Mustache for meals
On February first, Chris appeared at work with a clean face. He told us that this was the beginning of a charity stunt. Chris had joined a group of men who would shave, then grow, then partially shave again to raise funds for Community Servings, an organization that make meals for Boston’s ill.

Besides promising to entertain us with his looks on February 29, Chris built an interactive Wooly Willy-app so that other people could help design a great mustache.

Frank Zappa, Burt Reynolds or Frida Kahlo. Plenty of styles to choose from. All of them giving Wooly Chris a new inner life.

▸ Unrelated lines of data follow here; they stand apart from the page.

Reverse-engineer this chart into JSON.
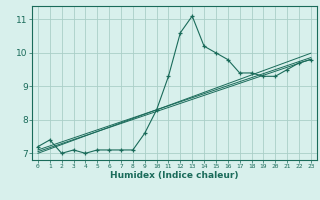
{
  "xlabel": "Humidex (Indice chaleur)",
  "x_data": [
    0,
    1,
    2,
    3,
    4,
    5,
    6,
    7,
    8,
    9,
    10,
    11,
    12,
    13,
    14,
    15,
    16,
    17,
    18,
    19,
    20,
    21,
    22,
    23
  ],
  "y_main": [
    7.2,
    7.4,
    7.0,
    7.1,
    7.0,
    7.1,
    7.1,
    7.1,
    7.1,
    7.6,
    8.3,
    9.3,
    10.6,
    11.1,
    10.2,
    10.0,
    9.8,
    9.4,
    9.4,
    9.3,
    9.3,
    9.5,
    9.7,
    9.8
  ],
  "y_trend1": [
    7.0,
    7.13,
    7.26,
    7.39,
    7.52,
    7.65,
    7.78,
    7.91,
    8.04,
    8.17,
    8.3,
    8.43,
    8.56,
    8.69,
    8.82,
    8.95,
    9.08,
    9.21,
    9.34,
    9.47,
    9.6,
    9.73,
    9.86,
    9.99
  ],
  "y_trend2": [
    7.05,
    7.17,
    7.29,
    7.41,
    7.53,
    7.65,
    7.77,
    7.89,
    8.01,
    8.13,
    8.25,
    8.37,
    8.49,
    8.61,
    8.73,
    8.85,
    8.97,
    9.09,
    9.21,
    9.33,
    9.45,
    9.57,
    9.69,
    9.81
  ],
  "y_trend3": [
    7.1,
    7.22,
    7.34,
    7.46,
    7.58,
    7.7,
    7.82,
    7.94,
    8.06,
    8.18,
    8.3,
    8.42,
    8.54,
    8.66,
    8.78,
    8.9,
    9.02,
    9.14,
    9.26,
    9.38,
    9.5,
    9.62,
    9.74,
    9.86
  ],
  "line_color": "#1a6b5a",
  "bg_color": "#d8f0ec",
  "grid_color": "#aacfc8",
  "ylim": [
    6.8,
    11.4
  ],
  "yticks": [
    7,
    8,
    9,
    10,
    11
  ],
  "xtick_labels": [
    "0",
    "1",
    "2",
    "3",
    "4",
    "5",
    "6",
    "7",
    "8",
    "9",
    "10",
    "11",
    "12",
    "13",
    "14",
    "15",
    "16",
    "17",
    "18",
    "19",
    "20",
    "21",
    "22",
    "23"
  ]
}
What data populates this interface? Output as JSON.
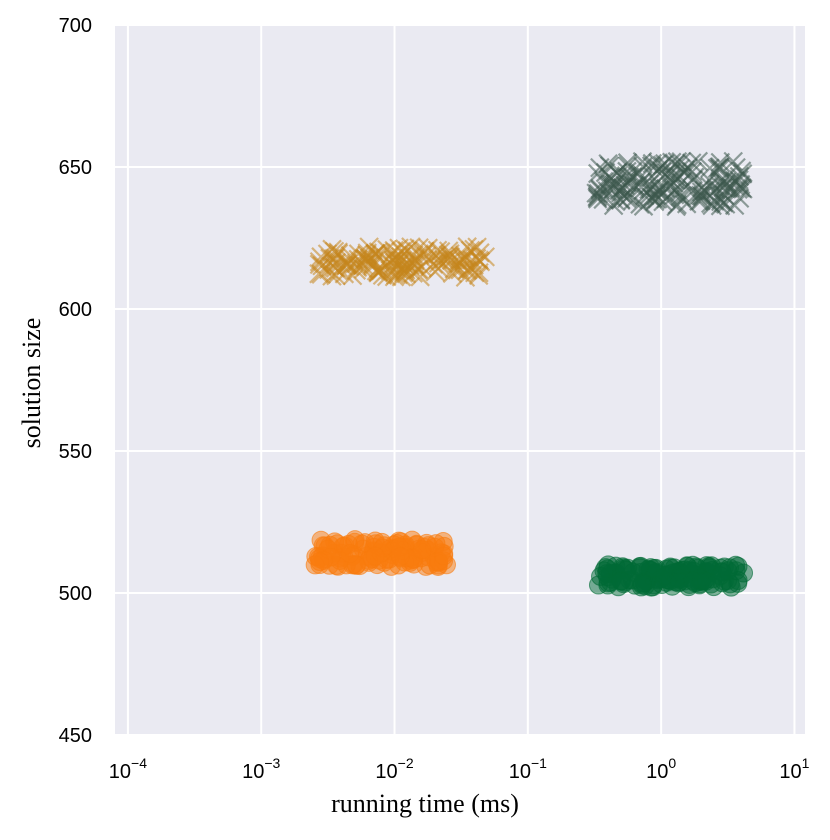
{
  "chart_data": {
    "type": "scatter",
    "title": "",
    "xlabel": "running time (ms)",
    "ylabel": "solution size",
    "xscale": "log",
    "xlim": [
      8e-05,
      12
    ],
    "ylim": [
      450,
      700
    ],
    "x_ticks": [
      {
        "base": "10",
        "exp": "−4",
        "value": 0.0001
      },
      {
        "base": "10",
        "exp": "−3",
        "value": 0.001
      },
      {
        "base": "10",
        "exp": "−2",
        "value": 0.01
      },
      {
        "base": "10",
        "exp": "−1",
        "value": 0.1
      },
      {
        "base": "10",
        "exp": "0",
        "value": 1
      },
      {
        "base": "10",
        "exp": "1",
        "value": 10
      }
    ],
    "y_ticks": [
      450,
      500,
      550,
      600,
      650,
      700
    ],
    "grid": true,
    "background": "#eaeaf2",
    "legend": "none",
    "clusters": [
      {
        "marker": "circle",
        "color": "#f97c0e",
        "x_range": [
          0.0025,
          0.025
        ],
        "y_range": [
          509,
          519
        ],
        "n": 120,
        "seed": 11
      },
      {
        "marker": "circle",
        "color": "#006a35",
        "x_range": [
          0.33,
          4.2
        ],
        "y_range": [
          502,
          510
        ],
        "n": 140,
        "seed": 23
      },
      {
        "marker": "x",
        "color": "#c4851b",
        "x_range": [
          0.0027,
          0.018
        ],
        "y_range": [
          611,
          622
        ],
        "n": 110,
        "seed": 37
      },
      {
        "marker": "x",
        "color": "#c4851b",
        "x_range": [
          0.019,
          0.048
        ],
        "y_range": [
          611,
          622
        ],
        "n": 45,
        "seed": 41
      },
      {
        "marker": "x",
        "color": "#3d584c",
        "x_range": [
          0.32,
          4.2
        ],
        "y_range": [
          636,
          652
        ],
        "n": 160,
        "seed": 53
      }
    ]
  }
}
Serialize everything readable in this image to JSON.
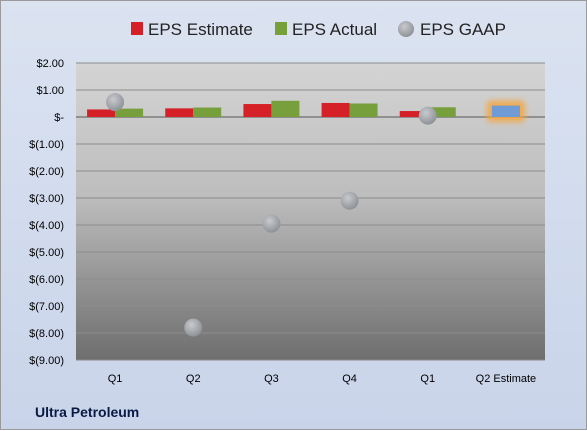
{
  "chart_data": {
    "type": "bar",
    "title": "",
    "xlabel": "",
    "ylabel": "",
    "categories": [
      "Q1",
      "Q2",
      "Q3",
      "Q4",
      "Q1",
      "Q2 Estimate"
    ],
    "ylim": [
      -9,
      2
    ],
    "yticks": [
      2,
      1,
      0,
      -1,
      -2,
      -3,
      -4,
      -5,
      -6,
      -7,
      -8,
      -9
    ],
    "ytick_labels": [
      "$2.00",
      "$1.00",
      "$-",
      "$(1.00)",
      "$(2.00)",
      "$(3.00)",
      "$(4.00)",
      "$(5.00)",
      "$(6.00)",
      "$(7.00)",
      "$(8.00)",
      "$(9.00)"
    ],
    "grid": true,
    "legend_position": "top",
    "series": [
      {
        "name": "EPS Estimate",
        "kind": "bar",
        "color": "#d62027",
        "values": [
          0.28,
          0.32,
          0.48,
          0.52,
          0.22,
          null
        ]
      },
      {
        "name": "EPS Actual",
        "kind": "bar",
        "color": "#77a03c",
        "values": [
          0.31,
          0.35,
          0.6,
          0.5,
          0.36,
          null
        ]
      },
      {
        "name": "EPS GAAP",
        "kind": "marker",
        "color": "#a9acb4",
        "values": [
          0.55,
          -7.8,
          -3.95,
          -3.1,
          0.05,
          null
        ]
      },
      {
        "name": "Q2 Estimate",
        "kind": "highlight",
        "color": "#6f9bd6",
        "glow": "#f6a53a",
        "values": [
          null,
          null,
          null,
          null,
          null,
          0.42
        ]
      }
    ]
  },
  "company": "Ultra Petroleum"
}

In the same way as the full beard allows the secretly 40-something hipster to sport the lifestyle of a 22-year old without anybody asking questions, the mustache gives its bearer a quick key to his personality. You can guess from afar that the guy in a Dali is eccentric; the walrus is probably sweeter than he looks, and the man in the Fu Manchu is not the good guy.

All this digital growing and shaving raised a deeper question: why do men grow mustaches outside of charity?

Research shows that facial hair makes a man look more mature,

says Nancy Etcoff, Assistant Clinical Professor at Harvard Medical School and author of Survival of the Prettiest: The Science of Beauty, when we asked her.

But it also changes the way we perceive facial features and configurations. It can hide the shape of the mouth, or change the perception of the distance between nose and mouth. Beards can exaggerate size of jaws, mutton chops can make a face seem slimmer. And all can hide complexion problems.
So hiding and enhancing?
Yes. Men’s facial hair is like women’s cosmetic.